Now....I am not sure exactly what it was....but it had the glow eyes. So I am thinking....possum, skunk, armadillo......ZOMBIE! Possibilities were endless though I am leaning towards the possum because I had done lost my mind and were it a zombie it would have starved.

R. I. (Resident Idiot) springs into action. Did I mention that he is heavily into the martial arts? He looks like a teenaged Bruce Leroy from 'Last Dragon'.....I mentioned this to him once and received a blank Bruce Leroy stare. Totally appropriate. Totally because Last Dragon was 20 years ago and the move outdates Bruce Leroy 2010.

So he grabs his wooden swordy thing. Probably ever so excited because of the amount of times a Sho Nuff Shogun showed up at my house equals exactly zero....but stay tuned....because this is my life....it could totally happen.

He runs into the night stating he is going to bash the thing.

And I get all screamy and mortified.....DON'T KILL IT PLEEEASE!!!! aRRRgggiiiiEEEE

I don't know why I don't want it killed. I just don't. I know I would cry. Even a possum deserves a better death than at the hands of the resident idiot.

SHOOOO IT PLLEEEEEEEAAAAASEEEEE!!!!!

Now if it was a zombie....that would be different.

And despite the giggle it gives me that the unidentified glowy eyed creature just MIGHT be a skunk....and spray him.....I believe in Karma and warn him of the possible consequence.

And because he isn't totally daft....he does stop and say 'you're right' which normally calms and appeased but I am still on high alert..... CLOSE THE WINDOW PUHLEEEEEZE!!!!!!

So after crisis has been averted....I need someone to talk me off the roof so to speak.

I call my friend in North Carolina.....and he sounds annoyed and pretty much doesn't know what to do with me......ever.

Texted my friend from Texas. Get this text back... "Don't mess with it. Might have rabeses."

Thank you soooo much. So now....I am not only repulsed but I am terrified because there is a glowy eyed creature still out there with Egyptian Rabies......I am sure that is what 'rabeses' really is.

And you know....my mind doesn't stop there. I envision a glowy eyed Bruce Leroy Zombie coming at me with a wooden sword covered in rabesesed possum guts.

No sleep that night. No one told me it was 'repulsive creature week' on animal planet.

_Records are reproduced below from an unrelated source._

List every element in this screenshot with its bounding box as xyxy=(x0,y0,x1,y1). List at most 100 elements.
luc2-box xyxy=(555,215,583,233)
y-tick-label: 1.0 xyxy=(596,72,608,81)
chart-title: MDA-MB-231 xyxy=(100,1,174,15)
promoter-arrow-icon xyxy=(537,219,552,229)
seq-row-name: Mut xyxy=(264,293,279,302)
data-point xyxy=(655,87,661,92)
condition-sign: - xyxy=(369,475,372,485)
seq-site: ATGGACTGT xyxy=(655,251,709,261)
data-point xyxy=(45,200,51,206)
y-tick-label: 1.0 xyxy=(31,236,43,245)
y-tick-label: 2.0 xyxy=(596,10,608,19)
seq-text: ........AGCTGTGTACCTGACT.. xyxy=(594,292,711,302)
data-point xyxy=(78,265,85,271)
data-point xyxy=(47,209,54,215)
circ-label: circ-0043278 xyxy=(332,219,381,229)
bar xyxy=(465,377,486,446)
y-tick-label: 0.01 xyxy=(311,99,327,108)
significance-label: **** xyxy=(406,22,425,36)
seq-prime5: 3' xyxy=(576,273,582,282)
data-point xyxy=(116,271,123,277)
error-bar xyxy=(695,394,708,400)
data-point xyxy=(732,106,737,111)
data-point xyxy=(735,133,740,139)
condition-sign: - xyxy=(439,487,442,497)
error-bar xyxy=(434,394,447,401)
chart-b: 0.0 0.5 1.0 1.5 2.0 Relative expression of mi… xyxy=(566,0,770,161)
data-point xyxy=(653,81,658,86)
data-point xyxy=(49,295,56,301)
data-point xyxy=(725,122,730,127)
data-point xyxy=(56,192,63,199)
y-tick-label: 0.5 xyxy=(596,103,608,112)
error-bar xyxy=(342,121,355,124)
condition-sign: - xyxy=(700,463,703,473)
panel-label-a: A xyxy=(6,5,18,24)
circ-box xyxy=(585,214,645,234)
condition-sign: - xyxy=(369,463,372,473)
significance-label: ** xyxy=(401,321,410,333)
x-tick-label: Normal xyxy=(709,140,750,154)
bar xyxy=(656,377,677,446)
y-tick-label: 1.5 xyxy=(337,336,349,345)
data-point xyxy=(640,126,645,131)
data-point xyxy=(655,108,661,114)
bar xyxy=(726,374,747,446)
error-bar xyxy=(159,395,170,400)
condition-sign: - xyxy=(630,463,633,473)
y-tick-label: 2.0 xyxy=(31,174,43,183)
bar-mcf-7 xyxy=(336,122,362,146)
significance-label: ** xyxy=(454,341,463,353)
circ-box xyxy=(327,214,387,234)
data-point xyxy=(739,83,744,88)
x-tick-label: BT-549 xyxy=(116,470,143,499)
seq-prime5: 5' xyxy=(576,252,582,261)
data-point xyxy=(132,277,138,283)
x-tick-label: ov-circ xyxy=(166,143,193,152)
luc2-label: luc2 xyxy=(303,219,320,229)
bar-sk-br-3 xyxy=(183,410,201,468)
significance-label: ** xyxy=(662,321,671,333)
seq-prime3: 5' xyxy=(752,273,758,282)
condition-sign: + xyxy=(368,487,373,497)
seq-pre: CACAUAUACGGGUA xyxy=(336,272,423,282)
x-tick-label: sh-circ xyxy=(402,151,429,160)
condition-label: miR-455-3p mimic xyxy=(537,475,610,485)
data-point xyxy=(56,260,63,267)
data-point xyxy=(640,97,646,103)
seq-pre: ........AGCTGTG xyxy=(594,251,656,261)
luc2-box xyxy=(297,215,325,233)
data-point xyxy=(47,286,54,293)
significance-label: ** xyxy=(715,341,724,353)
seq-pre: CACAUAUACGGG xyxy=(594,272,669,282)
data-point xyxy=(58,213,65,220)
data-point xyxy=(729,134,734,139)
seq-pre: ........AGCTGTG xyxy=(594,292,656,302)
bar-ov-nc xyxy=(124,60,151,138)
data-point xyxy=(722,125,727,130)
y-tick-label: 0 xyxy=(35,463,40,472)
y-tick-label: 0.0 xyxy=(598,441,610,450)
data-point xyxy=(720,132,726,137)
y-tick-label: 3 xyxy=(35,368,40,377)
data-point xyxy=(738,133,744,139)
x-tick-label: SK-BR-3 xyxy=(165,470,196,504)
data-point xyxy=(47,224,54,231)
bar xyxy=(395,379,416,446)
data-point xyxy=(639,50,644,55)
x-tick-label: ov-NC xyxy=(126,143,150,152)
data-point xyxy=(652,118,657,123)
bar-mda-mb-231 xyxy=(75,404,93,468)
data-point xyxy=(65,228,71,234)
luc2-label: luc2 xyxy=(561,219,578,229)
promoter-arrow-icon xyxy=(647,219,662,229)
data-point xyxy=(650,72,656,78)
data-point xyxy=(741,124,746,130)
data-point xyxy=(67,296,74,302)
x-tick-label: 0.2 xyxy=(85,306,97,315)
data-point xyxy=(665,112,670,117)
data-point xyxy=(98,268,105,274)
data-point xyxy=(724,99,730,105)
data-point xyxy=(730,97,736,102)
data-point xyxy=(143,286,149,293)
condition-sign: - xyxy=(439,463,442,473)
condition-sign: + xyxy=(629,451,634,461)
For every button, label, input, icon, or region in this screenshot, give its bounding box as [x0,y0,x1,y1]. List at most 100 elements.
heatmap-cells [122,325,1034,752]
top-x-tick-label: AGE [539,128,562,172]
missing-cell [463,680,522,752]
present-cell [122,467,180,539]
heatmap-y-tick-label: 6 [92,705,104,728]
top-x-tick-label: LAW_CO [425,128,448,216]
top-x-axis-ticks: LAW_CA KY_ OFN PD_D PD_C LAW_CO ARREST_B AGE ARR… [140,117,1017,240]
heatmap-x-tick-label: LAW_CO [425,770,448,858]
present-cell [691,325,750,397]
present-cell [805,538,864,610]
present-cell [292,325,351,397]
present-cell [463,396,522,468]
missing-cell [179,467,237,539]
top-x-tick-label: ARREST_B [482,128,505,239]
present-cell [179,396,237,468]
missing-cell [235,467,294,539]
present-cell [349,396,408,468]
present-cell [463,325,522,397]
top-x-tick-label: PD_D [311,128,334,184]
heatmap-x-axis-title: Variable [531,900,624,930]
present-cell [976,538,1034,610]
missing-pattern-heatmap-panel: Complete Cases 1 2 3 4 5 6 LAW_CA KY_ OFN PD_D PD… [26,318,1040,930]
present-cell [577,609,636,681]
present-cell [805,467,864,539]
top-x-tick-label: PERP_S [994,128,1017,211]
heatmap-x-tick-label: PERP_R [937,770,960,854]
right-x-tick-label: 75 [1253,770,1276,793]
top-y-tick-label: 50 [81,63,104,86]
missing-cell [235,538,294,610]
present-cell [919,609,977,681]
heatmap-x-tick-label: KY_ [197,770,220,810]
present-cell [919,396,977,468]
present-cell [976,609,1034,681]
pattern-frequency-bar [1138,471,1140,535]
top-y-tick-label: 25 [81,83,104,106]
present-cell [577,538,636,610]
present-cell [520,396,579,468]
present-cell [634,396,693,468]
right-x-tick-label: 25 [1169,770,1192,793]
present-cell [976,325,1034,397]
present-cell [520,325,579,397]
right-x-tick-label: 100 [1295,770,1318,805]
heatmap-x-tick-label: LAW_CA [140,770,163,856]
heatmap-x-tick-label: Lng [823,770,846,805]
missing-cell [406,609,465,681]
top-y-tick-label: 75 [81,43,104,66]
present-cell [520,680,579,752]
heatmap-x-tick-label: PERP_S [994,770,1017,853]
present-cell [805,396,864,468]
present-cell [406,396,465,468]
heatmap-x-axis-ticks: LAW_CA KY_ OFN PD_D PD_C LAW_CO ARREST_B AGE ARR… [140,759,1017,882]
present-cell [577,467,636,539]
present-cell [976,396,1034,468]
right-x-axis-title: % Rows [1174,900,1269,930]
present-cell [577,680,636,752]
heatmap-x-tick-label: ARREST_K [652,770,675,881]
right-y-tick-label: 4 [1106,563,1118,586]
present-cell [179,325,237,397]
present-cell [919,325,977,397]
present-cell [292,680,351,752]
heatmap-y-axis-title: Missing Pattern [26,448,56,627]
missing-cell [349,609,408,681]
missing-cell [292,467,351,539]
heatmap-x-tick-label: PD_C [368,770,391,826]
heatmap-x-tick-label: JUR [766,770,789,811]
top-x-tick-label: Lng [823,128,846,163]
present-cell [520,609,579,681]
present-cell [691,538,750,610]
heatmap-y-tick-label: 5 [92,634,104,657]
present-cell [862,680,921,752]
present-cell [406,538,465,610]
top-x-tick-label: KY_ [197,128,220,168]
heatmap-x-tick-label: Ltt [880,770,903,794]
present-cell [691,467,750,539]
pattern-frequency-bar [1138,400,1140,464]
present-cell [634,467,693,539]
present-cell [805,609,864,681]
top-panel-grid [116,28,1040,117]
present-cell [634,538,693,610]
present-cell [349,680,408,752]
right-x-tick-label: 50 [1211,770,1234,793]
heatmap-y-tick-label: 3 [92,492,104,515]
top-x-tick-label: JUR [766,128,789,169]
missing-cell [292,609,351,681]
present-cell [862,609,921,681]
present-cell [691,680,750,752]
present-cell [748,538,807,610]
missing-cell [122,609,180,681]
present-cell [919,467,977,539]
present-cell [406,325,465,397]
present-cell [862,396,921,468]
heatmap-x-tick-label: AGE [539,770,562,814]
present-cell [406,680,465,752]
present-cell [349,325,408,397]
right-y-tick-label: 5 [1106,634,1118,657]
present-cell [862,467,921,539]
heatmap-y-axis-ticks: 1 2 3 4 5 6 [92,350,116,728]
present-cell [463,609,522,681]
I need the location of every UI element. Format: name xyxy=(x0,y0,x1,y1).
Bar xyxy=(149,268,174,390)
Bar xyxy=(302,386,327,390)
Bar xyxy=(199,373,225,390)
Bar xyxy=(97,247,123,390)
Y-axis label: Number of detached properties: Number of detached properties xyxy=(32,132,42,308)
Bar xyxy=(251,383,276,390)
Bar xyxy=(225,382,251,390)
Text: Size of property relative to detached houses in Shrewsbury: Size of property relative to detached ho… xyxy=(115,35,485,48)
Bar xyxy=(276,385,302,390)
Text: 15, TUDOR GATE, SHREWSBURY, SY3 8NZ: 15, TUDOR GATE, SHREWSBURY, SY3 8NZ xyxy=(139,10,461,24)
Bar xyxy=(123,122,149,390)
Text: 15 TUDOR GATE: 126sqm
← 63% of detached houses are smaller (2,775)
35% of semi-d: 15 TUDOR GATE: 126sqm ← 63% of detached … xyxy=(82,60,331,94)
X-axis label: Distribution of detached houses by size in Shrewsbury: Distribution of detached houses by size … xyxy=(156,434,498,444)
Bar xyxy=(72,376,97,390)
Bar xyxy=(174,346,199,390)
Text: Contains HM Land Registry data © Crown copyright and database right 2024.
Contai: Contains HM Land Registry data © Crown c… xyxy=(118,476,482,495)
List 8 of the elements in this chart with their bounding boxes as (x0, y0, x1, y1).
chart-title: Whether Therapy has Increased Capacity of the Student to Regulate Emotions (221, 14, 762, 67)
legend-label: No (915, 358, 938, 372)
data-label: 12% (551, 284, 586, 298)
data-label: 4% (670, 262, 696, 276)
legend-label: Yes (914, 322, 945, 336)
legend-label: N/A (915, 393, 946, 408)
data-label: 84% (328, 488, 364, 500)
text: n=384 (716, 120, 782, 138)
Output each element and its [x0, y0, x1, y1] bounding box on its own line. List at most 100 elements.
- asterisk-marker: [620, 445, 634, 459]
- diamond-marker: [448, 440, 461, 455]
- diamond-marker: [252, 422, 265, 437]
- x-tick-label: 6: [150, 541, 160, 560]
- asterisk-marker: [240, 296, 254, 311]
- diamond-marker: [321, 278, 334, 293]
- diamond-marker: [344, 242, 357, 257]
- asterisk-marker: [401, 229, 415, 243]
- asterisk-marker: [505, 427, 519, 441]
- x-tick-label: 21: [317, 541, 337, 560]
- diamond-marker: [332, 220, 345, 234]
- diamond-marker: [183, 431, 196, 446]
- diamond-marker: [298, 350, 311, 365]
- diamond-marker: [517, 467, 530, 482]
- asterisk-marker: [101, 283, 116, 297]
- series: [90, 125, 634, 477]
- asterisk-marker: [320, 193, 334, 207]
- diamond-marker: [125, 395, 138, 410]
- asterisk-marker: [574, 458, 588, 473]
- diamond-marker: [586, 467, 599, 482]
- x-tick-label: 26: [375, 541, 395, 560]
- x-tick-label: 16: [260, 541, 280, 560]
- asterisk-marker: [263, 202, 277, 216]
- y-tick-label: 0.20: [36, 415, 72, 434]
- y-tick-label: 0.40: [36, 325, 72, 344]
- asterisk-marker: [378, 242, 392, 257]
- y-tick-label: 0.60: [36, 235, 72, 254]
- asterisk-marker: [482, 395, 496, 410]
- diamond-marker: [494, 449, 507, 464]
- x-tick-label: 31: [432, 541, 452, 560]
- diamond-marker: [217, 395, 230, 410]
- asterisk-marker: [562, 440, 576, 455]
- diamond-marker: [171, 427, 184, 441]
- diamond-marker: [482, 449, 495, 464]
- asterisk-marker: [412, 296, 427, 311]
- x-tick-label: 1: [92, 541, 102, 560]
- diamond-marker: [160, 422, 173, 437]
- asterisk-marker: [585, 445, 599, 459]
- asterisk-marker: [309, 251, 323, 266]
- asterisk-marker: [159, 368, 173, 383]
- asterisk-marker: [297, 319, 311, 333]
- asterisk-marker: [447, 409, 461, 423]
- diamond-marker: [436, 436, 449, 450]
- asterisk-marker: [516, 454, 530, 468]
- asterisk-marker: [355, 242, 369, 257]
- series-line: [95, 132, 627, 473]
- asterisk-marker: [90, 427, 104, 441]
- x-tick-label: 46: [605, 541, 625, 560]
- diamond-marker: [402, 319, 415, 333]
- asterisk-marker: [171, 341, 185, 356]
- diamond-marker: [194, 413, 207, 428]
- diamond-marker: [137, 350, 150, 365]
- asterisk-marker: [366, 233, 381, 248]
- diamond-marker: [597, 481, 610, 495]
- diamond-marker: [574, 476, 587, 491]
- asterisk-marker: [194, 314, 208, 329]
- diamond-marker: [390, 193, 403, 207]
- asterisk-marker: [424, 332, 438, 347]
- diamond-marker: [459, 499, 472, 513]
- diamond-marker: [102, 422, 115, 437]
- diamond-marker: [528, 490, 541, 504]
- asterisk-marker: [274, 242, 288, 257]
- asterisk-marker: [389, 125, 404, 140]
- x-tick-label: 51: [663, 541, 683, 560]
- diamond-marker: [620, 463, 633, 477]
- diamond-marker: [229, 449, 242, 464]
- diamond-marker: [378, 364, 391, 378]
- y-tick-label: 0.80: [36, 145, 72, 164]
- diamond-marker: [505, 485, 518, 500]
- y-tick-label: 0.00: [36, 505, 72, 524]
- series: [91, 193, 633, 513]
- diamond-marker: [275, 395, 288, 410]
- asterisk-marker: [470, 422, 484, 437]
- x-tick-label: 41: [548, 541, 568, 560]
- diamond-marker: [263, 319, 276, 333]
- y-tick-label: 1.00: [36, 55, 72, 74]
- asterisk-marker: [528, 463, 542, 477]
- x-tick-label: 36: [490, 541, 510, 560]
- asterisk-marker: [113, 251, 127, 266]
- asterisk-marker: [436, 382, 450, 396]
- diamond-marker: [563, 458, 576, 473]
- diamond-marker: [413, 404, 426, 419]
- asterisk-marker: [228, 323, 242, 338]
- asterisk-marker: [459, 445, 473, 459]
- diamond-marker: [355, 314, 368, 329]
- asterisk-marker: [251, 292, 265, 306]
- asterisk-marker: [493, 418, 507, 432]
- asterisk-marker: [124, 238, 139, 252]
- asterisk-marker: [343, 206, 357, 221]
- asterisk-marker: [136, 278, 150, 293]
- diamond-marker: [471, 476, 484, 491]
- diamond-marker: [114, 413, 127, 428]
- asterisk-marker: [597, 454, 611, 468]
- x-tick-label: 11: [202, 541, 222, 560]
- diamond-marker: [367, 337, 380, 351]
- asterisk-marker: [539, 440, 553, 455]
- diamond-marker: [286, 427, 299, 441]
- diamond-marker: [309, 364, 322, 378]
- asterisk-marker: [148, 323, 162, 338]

And that night I decided that there is a second very good reason to have a man in your bed.

3 comments:

Lloyd said...

ah Ha! The WWF, the SPCA and the Anti-Zombie defamation league will be contacting you shortly!

'Doc'

Yasher said...

AND I'm still laughing about the Zombies with Egyptian Rabies! Woman, you live TOO far away! Though, Zombies with Egyptian Rabies are known to roam these lands, too.

kate. said...

Hey there across the pond!
Thanks for getting in touch...Unlikely we are cousins (I married a McCandlish-from Glasgow and then kept the name after the divorce)
never mind, still a fellow rescue ninja.
The NHS is full of politics at the moment and my own personal little team are stretching me big time.